Natural Health News — New research suggests that an intestinal microbe necessary for maintaining the gut lining and promoting efficient food absorption, could be used to prevent obesity and associated metabolic disorders, such as those that lead to type-2 diabetes.
The human digestive tract is home to a vast and varied population of microbes. In fact according to a 2012 report in Nature, at 3.3 million, the genes of our gut flora vastly outnumber the 23,000 or so genes in the human genome.
This complex microbial ecosystem plays an active role in many bodily functions. But while previous studies have shown that the gut flora of people with obesity and type-2 diabetes are different to those of healthy lean individuals, the mechanisms of interaction between these microbe populations and their host environment is not well understood, note the researchers.
Along the whole of the digestive tract are specialised cells that secrete mucus, a substance that lubricates the passage of food and protects the gut lining from digestive enzymes. This mucus barrier is also an efficient system for protecting the gut lining from harmful bacteria that cause inflammation and infection.
The most dominant bacterium that lives in the nutrient-rich mucus layer of the mammalian gut is Akkermansia muciniphila. This microbe normally accounts for 3-5% of gut bacteria.
But when Patrice D. Cani of the Catholic University of Louvain in Belgium, and colleagues examined gut levels of A. muciniphila in different groups of lab mice, they found them to be low in obese and type-2 diabetic mice, and high in lean and healthy mice.
Feeding a healthy gut
They also found that giving prebiotics to obese and type-2 diabetic mice boosted gut levels of A. muciniphila, and this was accompanied by an improved gut mucus barrier, reversal of insulin resistance (a metabolic condition that increases risk for type 2 diabetes), and reduction of other obesity-related metabolic disorders.
When they gave mice fed a high-fat diet that made them put on two to three times more fat mass than normal, lean mice, and then treated them with the bacterium, they found the treated mice stayed bigger than the lean mice but nevertheless lost about half of their extra weight. They also had lower levels of insulin resistance.
They also noticed that giving the obese mice A. muciniphila counteracted diet-induced decreases in the mucus layer of the gut, and increased gut levels of endocannabinoids, which studies suggest are important molecules for controlling inflammation, insulin sensitivity, and fat and energy metabolism.
However, these effects only occurred with live A. muciniphila. Treatment with heat-killed bacterium neither replenished the mucus layer nor improved the metabolic profile of the diet-induced obese mice.

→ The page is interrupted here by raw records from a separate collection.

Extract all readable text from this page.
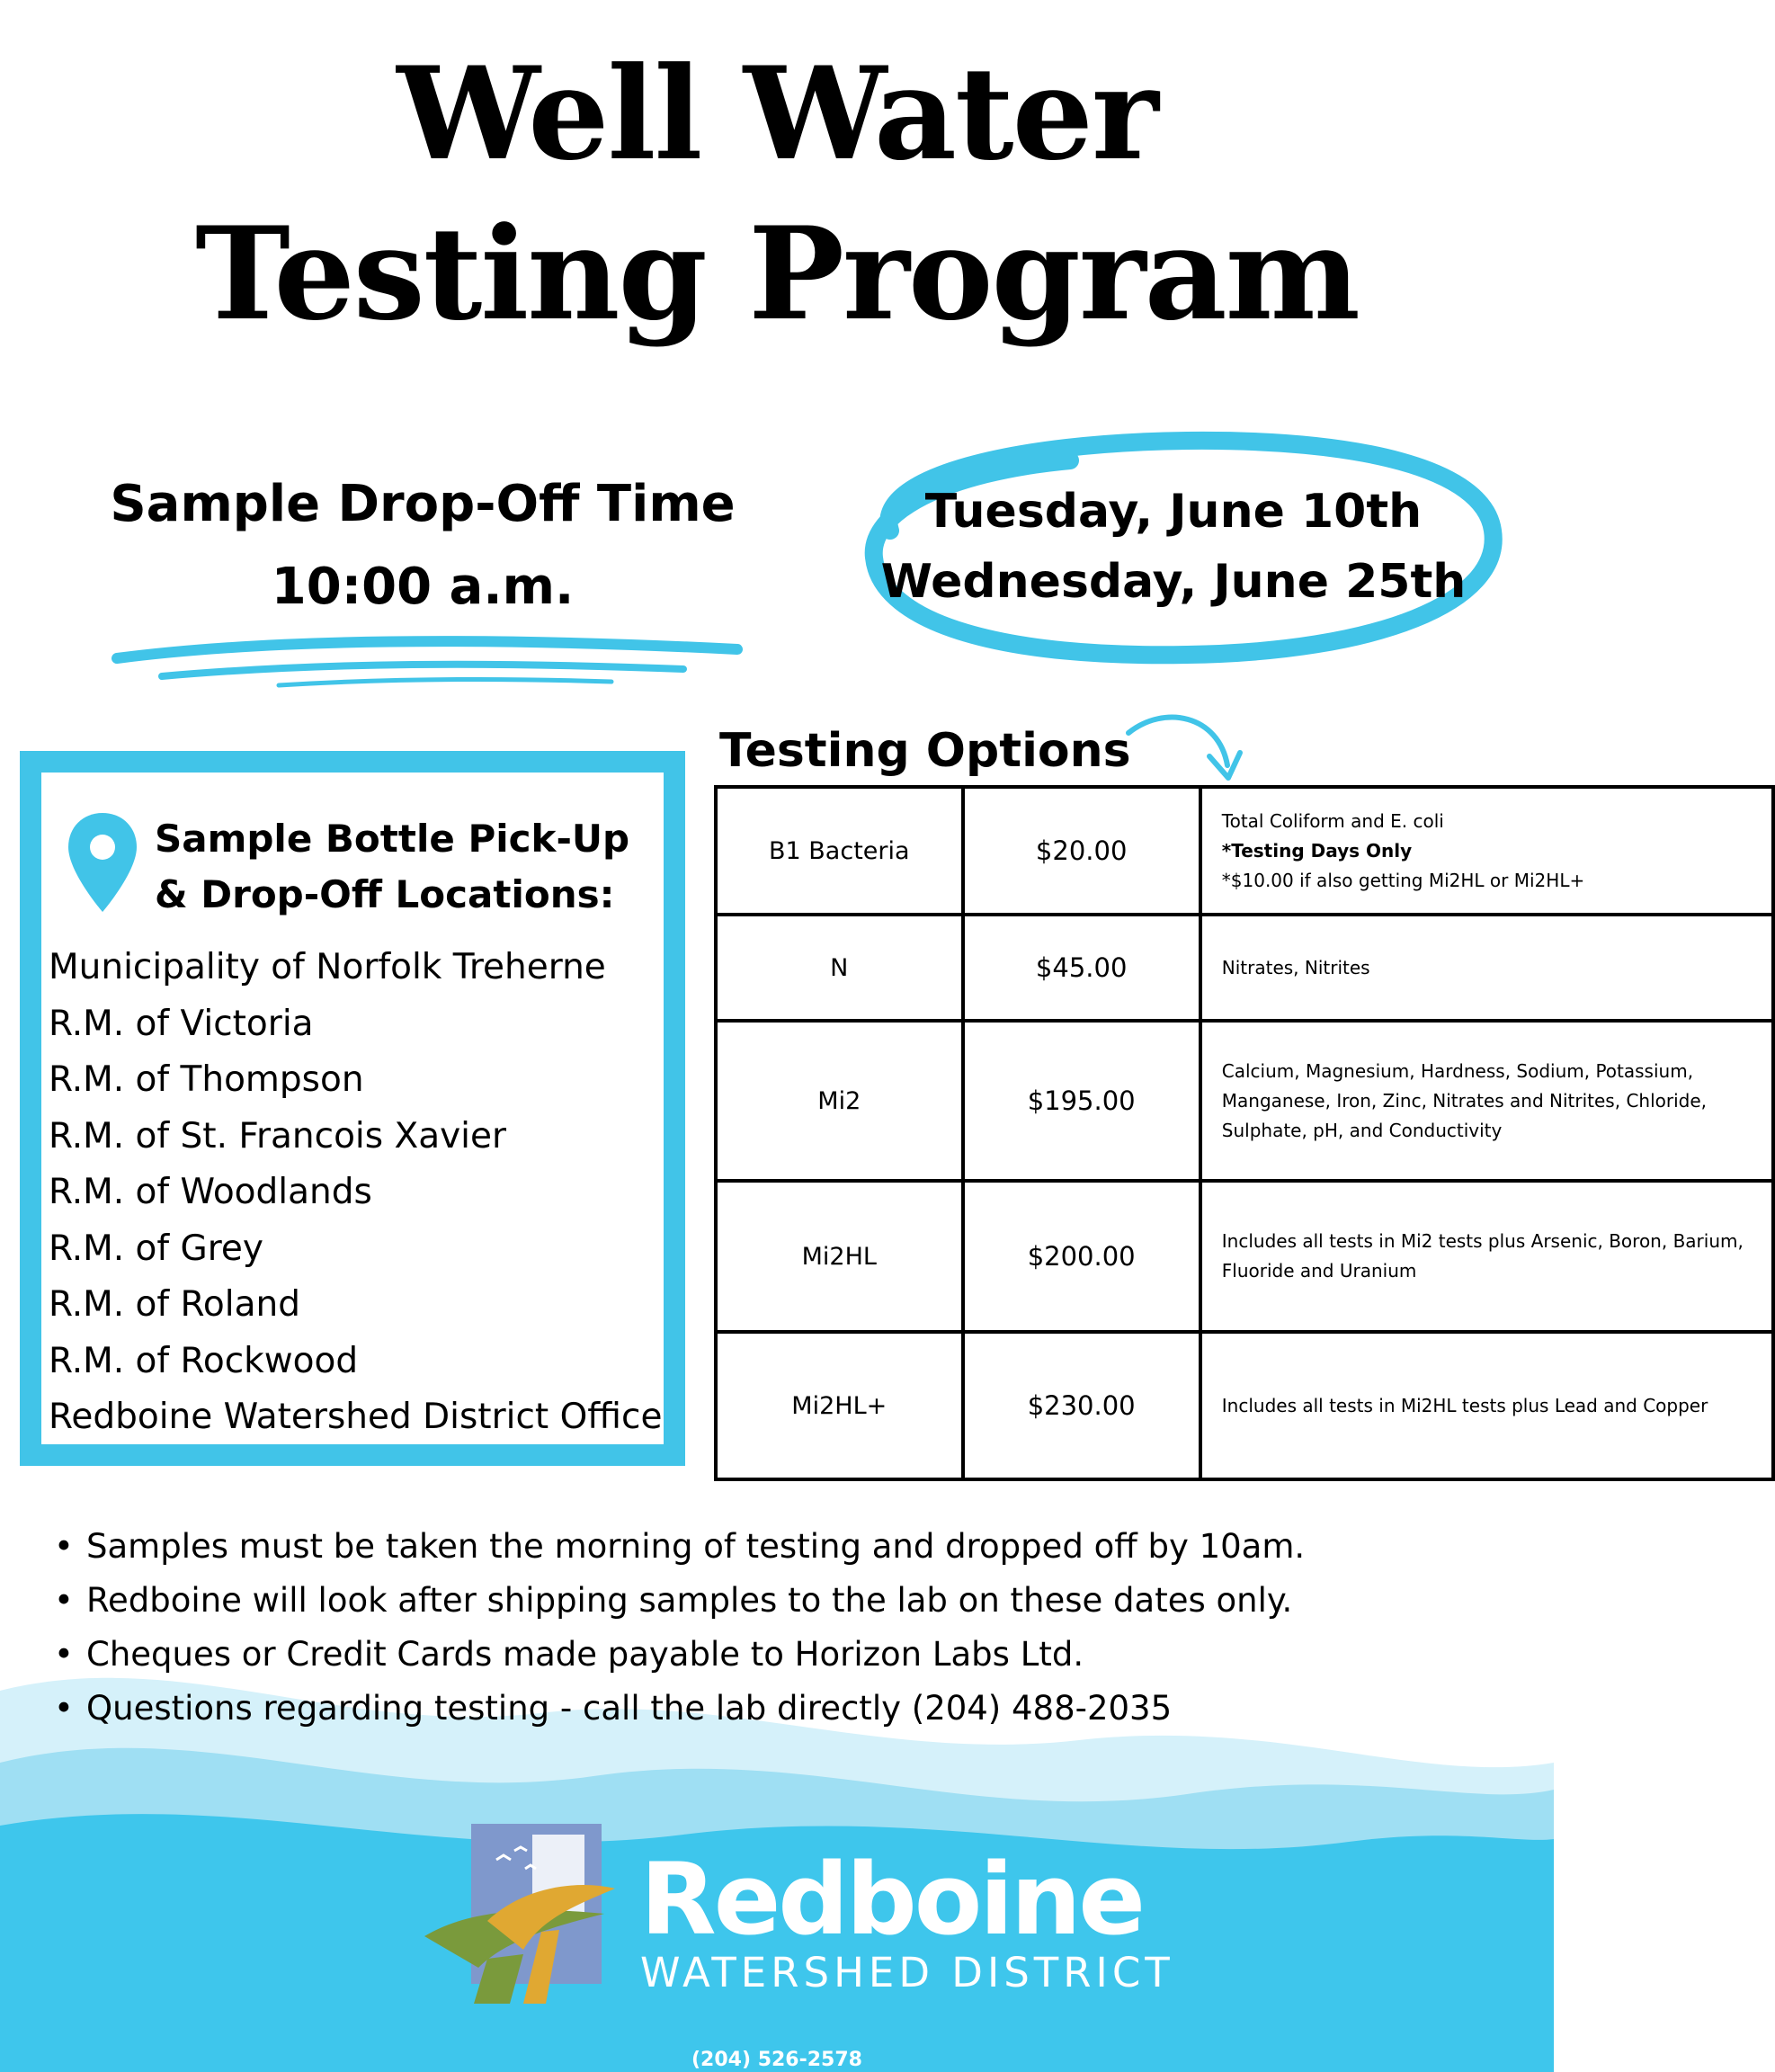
Well Water
Testing Program
Sample Drop-Off Time
10:00 a.m.
Tuesday, June 10th
Wednesday, June 25th
Testing Options
Sample Bottle Pick-Up
& Drop-Off Locations:
Municipality of Norfolk Treherne
R.M. of Victoria
R.M. of Thompson
R.M. of St. Francois Xavier
R.M. of Woodlands
R.M. of Grey
R.M. of Roland
R.M. of Rockwood
Redboine Watershed District Office
B1 Bacteria	$20.00	Total Coliform and E. coli
*Testing Days Only
*$10.00 if also getting Mi2HL or Mi2HL+

N	$45.00	Nitrates, Nitrites
Mi2	$195.00	Calcium, Magnesium, Hardness, Sodium, Potassium, Manganese, Iron, Zinc, Nitrates and Nitrites, Chloride, Sulphate, pH, and Conductivity
Mi2HL	$200.00	Includes all tests in Mi2 tests plus Arsenic, Boron, Barium, Fluoride and Uranium
Mi2HL+	$230.00	Includes all tests in Mi2HL tests plus Lead and Copper
• Samples must be taken the morning of testing and dropped off by 10am.
• Redboine will look after shipping samples to the lab on these dates only.
• Cheques or Credit Cards made payable to Horizon Labs Ltd.
• Questions regarding testing - call the lab directly (204) 488-2035
Redboine
WATERSHED DISTRICT
(204) 526-2578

A mutually beneficial relationship
The finding needs to be proven in humans, nevertheless the researchers conclude that their findings provide “substantial insight into the intricate mechanisms of bacterial (ie, A. muciniphila) regulation of the cross-talk between the host and gut microbiota.”
Cani’s previous studies have led him to believe that the bacterium communicates with the cells of the host’s intestinal lining and immune system.
A. muciniphila sends a signal that appears to alter production of anti-microbial molecules, while also increasing production of mucus.
Cani proposes that bacterium establishes a mutually beneficial relationship with the host: in exchange for more food, it will deal with any invading harmful microbes.
In 2012, another animal study published in the Journal of Proteome Research proposed that bacteria living in the large intestine may also play a role in obesity by slowing down the activity of energy-burning brown fat.
Are you getting enough prebiotics?
The authors say this current study offer a reasonable argument for using the bacterium to develop ways to prevent or treat obesity and its associated metabolic disorders. Though we would suggest it may also offer a good argument for paying attention to foods that are prebiotic or, in other words, contain healthy nondigestible or partially digestible fibres (such as fructo-oligosaccharides, or FOS) that help feed and maintain a healthy gut.
Prebiotics can be taken as foods or as supplements. Examples of good prebiotic foods include wholegrains, legumes and cruciferous vegetables such as broccoli, Brussels sprouts, cabbage, cauliflower, collard greens, kale, radish and rutabaga, as well as:
Eating these foods raw will boost their prebiotic benefits.